What the opponents of the "Choose Life" plate do instead, the attorney points out, is "they try to silence those who do apply for their specialty license plate." But Liberty Counsel's brief contends that the pro-life plate's message is private speech conducted in a public forum, so the pro-abortion plaintiffs do not have the right to censor the plate's viewpoint.
But Staver says he is continually amazed by the incredible audacity of "abortion rights" proponents. "These abortion advocates essentially argue a principle that would prohibit any private parade in a public forum simply because a heckler disagrees with the message presented," he observes.
"Abortion advocates are seeking to hijack the 'Choose Life' specialty plate," Staver adds. However, he asserts, "When individuals present a private message in a public forum or when the state presents its own message, the Constitution does not give a heckler the right to play ventriloquist, espousing a contrary message."

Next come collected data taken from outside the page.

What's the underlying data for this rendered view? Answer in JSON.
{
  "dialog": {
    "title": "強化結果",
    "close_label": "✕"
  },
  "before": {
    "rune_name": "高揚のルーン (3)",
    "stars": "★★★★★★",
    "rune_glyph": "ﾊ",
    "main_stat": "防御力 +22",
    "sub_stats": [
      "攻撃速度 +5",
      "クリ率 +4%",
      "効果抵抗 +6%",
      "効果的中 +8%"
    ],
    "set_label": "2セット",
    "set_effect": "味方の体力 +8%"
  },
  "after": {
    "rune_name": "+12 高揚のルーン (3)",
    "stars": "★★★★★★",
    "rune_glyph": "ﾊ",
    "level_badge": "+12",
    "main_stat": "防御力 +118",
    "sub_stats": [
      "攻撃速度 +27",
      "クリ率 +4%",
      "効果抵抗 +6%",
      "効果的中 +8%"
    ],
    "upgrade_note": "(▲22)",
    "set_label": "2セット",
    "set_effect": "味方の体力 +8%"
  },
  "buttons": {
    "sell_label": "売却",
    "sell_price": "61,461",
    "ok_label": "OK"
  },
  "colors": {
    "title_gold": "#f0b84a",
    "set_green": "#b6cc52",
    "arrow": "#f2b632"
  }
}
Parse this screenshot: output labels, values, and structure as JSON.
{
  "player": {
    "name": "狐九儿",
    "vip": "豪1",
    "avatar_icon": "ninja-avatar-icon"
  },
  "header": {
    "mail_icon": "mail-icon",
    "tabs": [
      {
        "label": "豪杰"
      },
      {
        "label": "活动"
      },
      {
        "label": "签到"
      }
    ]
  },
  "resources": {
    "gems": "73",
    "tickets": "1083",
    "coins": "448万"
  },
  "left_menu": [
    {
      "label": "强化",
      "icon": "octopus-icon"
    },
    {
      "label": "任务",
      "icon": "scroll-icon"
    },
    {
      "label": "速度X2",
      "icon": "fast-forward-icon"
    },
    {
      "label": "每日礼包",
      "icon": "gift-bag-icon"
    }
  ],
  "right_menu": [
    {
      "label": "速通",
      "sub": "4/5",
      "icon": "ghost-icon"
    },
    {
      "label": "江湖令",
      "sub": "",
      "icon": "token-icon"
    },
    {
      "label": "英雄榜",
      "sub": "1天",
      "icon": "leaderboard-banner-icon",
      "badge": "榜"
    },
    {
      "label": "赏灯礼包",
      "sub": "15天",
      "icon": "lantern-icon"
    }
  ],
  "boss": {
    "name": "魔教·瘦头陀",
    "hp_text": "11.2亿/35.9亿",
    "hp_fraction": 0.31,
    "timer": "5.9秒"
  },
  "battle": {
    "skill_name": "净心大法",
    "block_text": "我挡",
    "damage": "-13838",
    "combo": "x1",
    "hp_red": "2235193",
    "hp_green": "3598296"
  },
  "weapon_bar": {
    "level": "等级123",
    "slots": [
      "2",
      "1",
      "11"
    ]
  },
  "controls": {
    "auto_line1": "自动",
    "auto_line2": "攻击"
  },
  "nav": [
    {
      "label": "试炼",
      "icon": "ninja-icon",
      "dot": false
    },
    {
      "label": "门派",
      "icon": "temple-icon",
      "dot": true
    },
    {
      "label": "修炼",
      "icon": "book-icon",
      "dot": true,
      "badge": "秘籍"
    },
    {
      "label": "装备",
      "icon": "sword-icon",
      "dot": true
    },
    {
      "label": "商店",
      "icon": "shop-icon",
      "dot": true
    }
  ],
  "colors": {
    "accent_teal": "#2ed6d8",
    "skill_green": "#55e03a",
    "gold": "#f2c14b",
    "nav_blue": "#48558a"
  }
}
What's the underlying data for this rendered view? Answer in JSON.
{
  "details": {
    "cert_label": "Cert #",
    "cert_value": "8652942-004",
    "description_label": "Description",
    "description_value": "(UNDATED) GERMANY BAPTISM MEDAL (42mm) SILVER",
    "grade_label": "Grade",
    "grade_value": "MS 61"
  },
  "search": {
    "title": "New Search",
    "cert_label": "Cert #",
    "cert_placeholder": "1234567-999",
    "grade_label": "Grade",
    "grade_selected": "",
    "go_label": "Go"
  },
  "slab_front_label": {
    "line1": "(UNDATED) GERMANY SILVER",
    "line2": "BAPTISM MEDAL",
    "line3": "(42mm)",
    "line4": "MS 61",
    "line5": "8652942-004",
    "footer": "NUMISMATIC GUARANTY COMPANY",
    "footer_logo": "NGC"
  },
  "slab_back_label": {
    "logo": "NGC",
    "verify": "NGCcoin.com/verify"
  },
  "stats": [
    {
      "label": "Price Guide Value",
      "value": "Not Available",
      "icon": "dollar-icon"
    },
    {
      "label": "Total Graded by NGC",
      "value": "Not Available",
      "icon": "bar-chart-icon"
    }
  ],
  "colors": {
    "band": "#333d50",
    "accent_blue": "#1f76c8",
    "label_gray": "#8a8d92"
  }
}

To the extent that the Tennessee "Choose Life" plate is government-sponsored speech, Liberty Counsel's amicus brief argues that the government may selectively promote certain interests without having to represent opposing viewpoints. For example, the pro-family litigation experts note, the government can promote a message warning against smoking without having to also promote a pro-tobacco message. In fact, the Supreme Court ruled in Maher v. Roe in 1977 that a state may legally "make a value judgment favoring childbirth over abortion."
Liberty Counsel defended the first successful appellate court ruling involving the Florida "Choose Life" license plate in the case of Women's Emergency Network v. Bush. The legal group is currently defending the Arkansas "Choose Life" specialty plate in the case of Bracket v. Weiss.